Through the end of last year, nearly 70 percent of all owner-occupied homes with a mortgage were owned by Caucasians, versus a little more than 8 percent for Hispanic borrowers, and less than 6 percent for African-American owners, according to new data from the Federal Reserve Board. This comes in large part because the latter two minority groups typically have lower credit scores than do white Americans, and the end result is that the significant uptick in lending standards has disproportionately locked minorities out of the mortgage market for nearly a decade.

A closer look
While credit scores have mostly improved for African-American, Hispanic, and Caucasian borrowers since the recession first hit, it's worth noting that more than 18 percent of all borrowers with scores of 780 or better were white, as were 15 percent of those with scores between 740 and 779. Meanwhile, the share of both for black borrowers was well under 1 percent, and Hispanics didn't fare much better. As a consequence, prevalence of minorities being extended home loans has taken a major hit, and the Federal Reserve Board wonders whether mortgage lenders are doing all they can to meet every borrower's potential need.

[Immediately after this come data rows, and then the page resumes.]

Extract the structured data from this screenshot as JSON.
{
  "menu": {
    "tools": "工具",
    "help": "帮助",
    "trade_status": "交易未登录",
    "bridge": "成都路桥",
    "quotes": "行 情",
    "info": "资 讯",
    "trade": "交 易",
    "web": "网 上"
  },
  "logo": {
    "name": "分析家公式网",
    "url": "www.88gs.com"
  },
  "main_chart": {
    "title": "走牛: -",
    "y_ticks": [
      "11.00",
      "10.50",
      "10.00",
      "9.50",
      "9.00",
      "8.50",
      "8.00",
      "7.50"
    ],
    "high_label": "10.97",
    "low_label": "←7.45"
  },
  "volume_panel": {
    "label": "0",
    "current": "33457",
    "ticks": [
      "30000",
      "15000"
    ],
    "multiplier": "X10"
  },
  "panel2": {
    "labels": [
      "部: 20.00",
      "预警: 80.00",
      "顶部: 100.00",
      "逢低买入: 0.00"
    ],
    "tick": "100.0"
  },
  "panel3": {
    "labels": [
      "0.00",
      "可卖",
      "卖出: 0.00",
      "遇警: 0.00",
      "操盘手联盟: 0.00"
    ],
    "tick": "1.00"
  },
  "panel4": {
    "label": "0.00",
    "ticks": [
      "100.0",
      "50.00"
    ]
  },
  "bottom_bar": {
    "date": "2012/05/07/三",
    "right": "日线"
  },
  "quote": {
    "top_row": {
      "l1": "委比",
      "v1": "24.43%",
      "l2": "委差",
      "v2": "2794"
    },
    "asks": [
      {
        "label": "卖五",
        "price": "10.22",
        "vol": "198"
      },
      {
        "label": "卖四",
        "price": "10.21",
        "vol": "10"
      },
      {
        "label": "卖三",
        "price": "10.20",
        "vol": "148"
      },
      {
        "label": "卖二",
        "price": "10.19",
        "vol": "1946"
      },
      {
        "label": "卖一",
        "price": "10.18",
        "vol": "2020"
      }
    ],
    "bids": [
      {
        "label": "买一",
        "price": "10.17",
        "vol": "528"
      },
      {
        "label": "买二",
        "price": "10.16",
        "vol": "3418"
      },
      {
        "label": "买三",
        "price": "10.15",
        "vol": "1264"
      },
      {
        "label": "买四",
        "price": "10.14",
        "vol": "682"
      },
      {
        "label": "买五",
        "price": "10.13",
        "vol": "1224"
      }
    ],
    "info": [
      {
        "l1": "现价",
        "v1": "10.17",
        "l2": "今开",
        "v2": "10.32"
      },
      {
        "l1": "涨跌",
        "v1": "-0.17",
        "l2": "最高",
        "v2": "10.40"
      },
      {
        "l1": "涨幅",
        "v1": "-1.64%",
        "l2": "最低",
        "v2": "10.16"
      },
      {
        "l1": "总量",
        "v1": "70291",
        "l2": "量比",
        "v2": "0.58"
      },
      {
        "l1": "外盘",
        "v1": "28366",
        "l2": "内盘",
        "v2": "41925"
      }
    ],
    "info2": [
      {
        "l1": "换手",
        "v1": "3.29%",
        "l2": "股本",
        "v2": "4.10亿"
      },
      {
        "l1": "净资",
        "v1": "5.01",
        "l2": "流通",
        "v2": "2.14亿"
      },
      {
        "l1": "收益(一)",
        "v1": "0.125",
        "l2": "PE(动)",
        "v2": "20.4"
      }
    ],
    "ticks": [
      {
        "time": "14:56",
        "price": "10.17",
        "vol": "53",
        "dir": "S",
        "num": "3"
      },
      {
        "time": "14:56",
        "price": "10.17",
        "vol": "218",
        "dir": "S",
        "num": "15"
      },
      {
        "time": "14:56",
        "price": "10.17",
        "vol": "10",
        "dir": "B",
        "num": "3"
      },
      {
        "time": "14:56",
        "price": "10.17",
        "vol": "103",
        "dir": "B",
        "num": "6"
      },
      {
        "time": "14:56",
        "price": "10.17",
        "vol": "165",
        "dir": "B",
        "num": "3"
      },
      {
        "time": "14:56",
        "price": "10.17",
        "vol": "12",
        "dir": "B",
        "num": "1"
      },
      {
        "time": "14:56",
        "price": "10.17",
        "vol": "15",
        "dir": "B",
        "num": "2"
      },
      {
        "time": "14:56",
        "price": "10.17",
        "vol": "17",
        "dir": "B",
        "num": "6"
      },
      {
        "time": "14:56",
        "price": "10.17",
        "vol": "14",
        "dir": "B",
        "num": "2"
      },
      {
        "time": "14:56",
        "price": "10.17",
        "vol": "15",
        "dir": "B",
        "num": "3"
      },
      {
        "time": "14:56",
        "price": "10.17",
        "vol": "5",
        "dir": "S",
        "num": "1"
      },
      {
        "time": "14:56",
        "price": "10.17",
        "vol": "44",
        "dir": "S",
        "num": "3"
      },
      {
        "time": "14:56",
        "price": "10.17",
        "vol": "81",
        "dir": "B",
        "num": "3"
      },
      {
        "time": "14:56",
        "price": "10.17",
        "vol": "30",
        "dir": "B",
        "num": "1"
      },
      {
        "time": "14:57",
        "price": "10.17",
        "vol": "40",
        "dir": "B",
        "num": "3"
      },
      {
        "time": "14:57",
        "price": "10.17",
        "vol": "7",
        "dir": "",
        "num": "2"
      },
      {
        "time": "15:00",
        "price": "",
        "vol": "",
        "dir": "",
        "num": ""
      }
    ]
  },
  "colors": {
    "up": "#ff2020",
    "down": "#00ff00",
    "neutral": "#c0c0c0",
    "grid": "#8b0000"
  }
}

"Since 2006, the shares of home purchase mortgages to black and Hispanic borrowers declined significantly," the authors of the study wrote. "This note provides evidence that most of the decline in black and Hispanic market shares have come from borrowers with low credit scores (less than 620). Within the white population, low-score lending has also declined sharply, but historically, a much smaller fraction of white borrowers have low credit scores compared with black and Hispanic borrowers. Tighter credit conditions since 2006 has therefore had a disproportionate effect on minorities' credit access."

Lenders still concerned about standards
Many lenders are still extremely worried about taking on mortgage risk these days, even years after the recession ended and despite the fact that economic recovery has been at least somewhat robust. Indeed, some experts still wonder whether a broader loosening of standards could lead to another housing market meltdown, according to Money and Career Cheat Sheet. Some financial institutions have been slowly but surely loosening their grips on the mortgage purse strings, but there has yet to be any sort of significant uptick in default rates to go with that change.

Some experts point out that even if mortgage credit were to become several times easier to tap, the risk lenders would be taking on at that point would remain well below pre-recession norms. In fact, one of the biggest reasons lenders have been able to keep credit so tight in recent years has been refinance volume, which is beginning to dwindle.